1.6 Section 6.3(c) shall be deleted in its entirety and replaced with the following:

6.3(c) Maximum Total Liabilities to Tangible Net Worth Ratio. Borrower shall maintain a ratio of total liabilities to tangible net worth of not greater than 3.0:1, to be measured quarterly on the last day of each Fiscal Quarter. For purposes of this Section, total liabilities shall be defined as the consolidated total liabilities of Borrower and its Subsidiaries, including all short-term liabilities, long-term liabilities, and any off balance-sheet liabilities of Borrower and its Subsidiaries. For purposes of this Section, tangible net worth shall be defined, as of any date of determination, the sum of the amounts set forth on the consolidated balance sheet of the Borrower and its Subsidiaries as the sum of the common stock, preferred stock, additional paid in capital and retained earnings of the Borrower and its Subsidiaries (excluding treasury stock), less the book value of all intangible assets of the Borrower and its Subsidiaries.
1.7 Section 6.3(d) is hereby deleted in its entirety.

2.
Amendments to Promissory Notes. Each Promissory Note is hereby amended by deleting each reference to the date “March 30, 2019” as it appears therein and by substituting in lieu thereof the date “March 31, 2021”.

3.
Consent to Re-domestication. Lender hereby consents to the re-domestication of LifeVantage from Colorado to Delaware. Borrower hereby reaffirms its obligations under the Loan Documents, as amended hereby, including without limitation the Security Agreement, and reaffirms its grant of authority to Lender to perfect its liens in the jurisdiction of formation of Borrower.

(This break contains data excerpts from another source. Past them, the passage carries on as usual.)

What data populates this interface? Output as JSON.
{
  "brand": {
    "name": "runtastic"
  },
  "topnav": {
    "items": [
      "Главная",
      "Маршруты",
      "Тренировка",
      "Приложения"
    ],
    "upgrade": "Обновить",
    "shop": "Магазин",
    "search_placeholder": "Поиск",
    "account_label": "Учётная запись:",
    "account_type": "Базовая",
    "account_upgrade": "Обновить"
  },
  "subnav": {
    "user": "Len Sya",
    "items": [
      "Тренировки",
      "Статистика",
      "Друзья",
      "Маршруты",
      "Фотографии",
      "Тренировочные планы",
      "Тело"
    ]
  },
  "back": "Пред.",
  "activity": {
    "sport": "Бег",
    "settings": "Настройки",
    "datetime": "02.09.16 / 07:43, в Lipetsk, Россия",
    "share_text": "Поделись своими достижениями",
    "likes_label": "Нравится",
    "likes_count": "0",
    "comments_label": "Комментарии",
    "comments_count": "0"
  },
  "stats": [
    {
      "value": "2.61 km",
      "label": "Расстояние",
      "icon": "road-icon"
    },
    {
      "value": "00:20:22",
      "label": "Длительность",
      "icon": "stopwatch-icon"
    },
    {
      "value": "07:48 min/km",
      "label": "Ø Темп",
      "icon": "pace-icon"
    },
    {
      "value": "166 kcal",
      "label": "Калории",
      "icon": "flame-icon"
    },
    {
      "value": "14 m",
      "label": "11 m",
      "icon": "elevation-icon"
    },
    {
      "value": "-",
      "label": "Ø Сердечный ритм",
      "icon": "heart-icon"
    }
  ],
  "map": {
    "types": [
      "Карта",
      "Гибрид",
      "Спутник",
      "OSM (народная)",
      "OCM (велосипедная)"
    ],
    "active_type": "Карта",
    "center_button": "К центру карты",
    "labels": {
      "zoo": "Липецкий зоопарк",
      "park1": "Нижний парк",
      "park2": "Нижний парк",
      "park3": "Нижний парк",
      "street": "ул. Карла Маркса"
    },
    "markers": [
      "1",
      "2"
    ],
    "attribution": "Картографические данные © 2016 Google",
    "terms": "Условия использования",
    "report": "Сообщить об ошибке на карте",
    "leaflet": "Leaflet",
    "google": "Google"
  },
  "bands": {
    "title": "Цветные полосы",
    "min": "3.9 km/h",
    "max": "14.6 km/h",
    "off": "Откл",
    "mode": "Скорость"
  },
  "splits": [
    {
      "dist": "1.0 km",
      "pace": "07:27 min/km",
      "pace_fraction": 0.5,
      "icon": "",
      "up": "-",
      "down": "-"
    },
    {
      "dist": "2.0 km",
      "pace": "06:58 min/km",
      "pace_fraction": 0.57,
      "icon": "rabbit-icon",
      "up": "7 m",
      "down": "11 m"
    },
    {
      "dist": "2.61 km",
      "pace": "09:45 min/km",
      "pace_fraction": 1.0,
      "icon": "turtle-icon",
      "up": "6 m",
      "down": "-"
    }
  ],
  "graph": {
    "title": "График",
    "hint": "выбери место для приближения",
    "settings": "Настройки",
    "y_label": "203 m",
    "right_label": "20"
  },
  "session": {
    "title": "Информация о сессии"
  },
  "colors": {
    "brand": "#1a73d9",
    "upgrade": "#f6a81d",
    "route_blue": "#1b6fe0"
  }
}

3.1 Organization and Qualification of LifeVantage. LifeVantage represents and warrants to Lender that (a) it is a corporation duly organized and existing in good standing under the laws of the State of Delaware, (b) it is qualified and in good standing to do business in the State of Delaware, (c) it is duly qualified to do business in each jurisdiction where the conduct of its business requires qualification, except where the failure to be so qualified could not reasonably be expected to have Material Adverse Effect (d) it has the full power and authority to own its properties and to conduct the business in which it engages and to enter into and perform its obligations under the Loan Documents, and (e) it has delivered to Lender or its counsel accurate and complete copies of Borrower's Organizational Documents which are operative and in effect as of the Signing Date.

4.
Participation in Foreign Exchange Transactions. Notwithstanding anything in the Loan Documents to the contrary, Borrower is authorized to participate in certain foreign exchange transactions from time to time with Lender or its affiliates, subject in each case to the terms of any agreements between Lender related thereto, as well as any conditions or limitations governing maximum credit exposure under the Facility 1 Loan (which limitations or conditions shall not exceed a reserve in the amount of $500,000) established by Lender in its sole discretion and upon notice thereof to Borrower.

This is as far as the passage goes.